Ancien champ de tir de Tracadie: les travaux de déboisement sont suspendus
Publié le 3 février 2023 à 13:07, modifié le 3 février 2023 à 14:40
Par: Patrick Giguère
Coup de théâtre. Les travaux de déboisement de l’ancien site militaire de Tracadie qui devaient reprendre lundi sont une nouvelle fois interrompus. Pour le moment, le ministère de l’Agriculture du Nouveau-Brunswick assure qu’il n’est pas question de reprendre les travaux de décontamination.
Ils étaient une vingtaine de protestataires à s’être rendu sur le site de l’ancien champ de tir à Tracadie mardi midi. Leur but : empêcher les abatteuses de raser la forêt qui recouvre les lieux.

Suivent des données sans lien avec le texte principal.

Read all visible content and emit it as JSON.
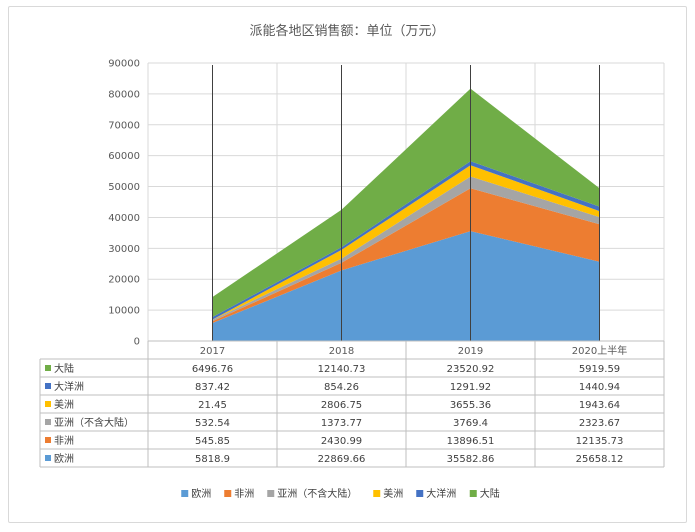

« Ça n’a pas été long que je suis allé là pour avertir le gars des loaders de ne pas ouvrir le chemin parce qu’on ne voulait voir de machines couper du bois sur le camp militaire», lance sur un ton autoritaire Raynald Brideau.
Et leur message semble avoir été entendu par Fredericton puisqu’en fin de journée hier, le gouvernement provincial a changé son fusil d’épaule. Il a ordonné à la Défense nationale de cesser les travaux de déboisement. Il s’agit de la deuxième fois en un an.
« On est content, mais ce n’est pas gagné encore parce que la ministre de l’Agriculture, Margaret Johnson, n’a pas encore averti qu’elle allait annuler le projet de bleuet sur le camp militaire.»
«On souhaite que ça soit une victoire à long terme et non d’une victoire d’une journée », espère le député de Tracadie-Sheila, Keith Chiasson.
Sous les ordres du gouvernement provincial, qui est propriétaire de l’ancien site d’entrainement militaire depuis 1997, la Défense nationale devait reprendre les travaux d’abattage d’une superficie d’environ 39 hectares de forêt. Elle devait aussi poursuivre le retrait des restes d’explosifs d’entrainement jusqu’à l’automne prochain. Certains citoyens ont des inquiétudes quant à la coupe à blanc et des effets néfastes que cela peut entraîner.
«Le message qui doit être passé au sein du gouvernement qu’un moment donné qu’il doit avoir un arrêt à tout ça. Ce sont nos forêts, là santé. Ça nous touche tous», mentionne une citoyenne.
« Il y a en a assez des bleuets! Pourquoi toujours en avoir ? Ils en veulent tout le temps plus. Et nous autres c’est rendu qu’il n’y a plus de bois, plus rien. Quand il n’y aura plus de bois, qu’est-ce qu’il va arriver ?», se demande un homme.
Dans un courriel, le porte-parole du ministère de l’Agriculture affirme qu’à« l’heure actuelle, il n’est pas question d’une date de reprise des travaux de décontamination impliquant l’enlèvement d’arbres sur la propriété.» Le député de Tracadie-Sheila se réjouit, d’autant plus que le temps joue contre les ouvriers.
« Cette machinerie la peut être seulement utilisée l’hiver. Parce qu’au printemps et à l’été le sol est trop mou donc ça fait beaucoup plus de dégâts. S’ils ne font pas le travail maintenant ils vont perdre une autre année ce qui est bonne chose pour les opposants du projet », explique-t-il.
Keith Chiasson rappelle que les opposants ne sont pas contre l’industrie du bleuet, mais veulent plutôt conserver le site choisi indemne.
« C’est une industrie qui est quand même assez présente dans la région mais le sentiment c’est qu’on est saturé. Il y a des champs de bleuet un peu partout. »
Une autre manifestation se tiendra ce dimanche à l’intersection des chemins Tommy et Leech. Comme à l’image des entrainements des forces armées qui se sont déroulés sur le site pendant une cinquantaine d’années les opposants sont prêts et n’en démordent pas.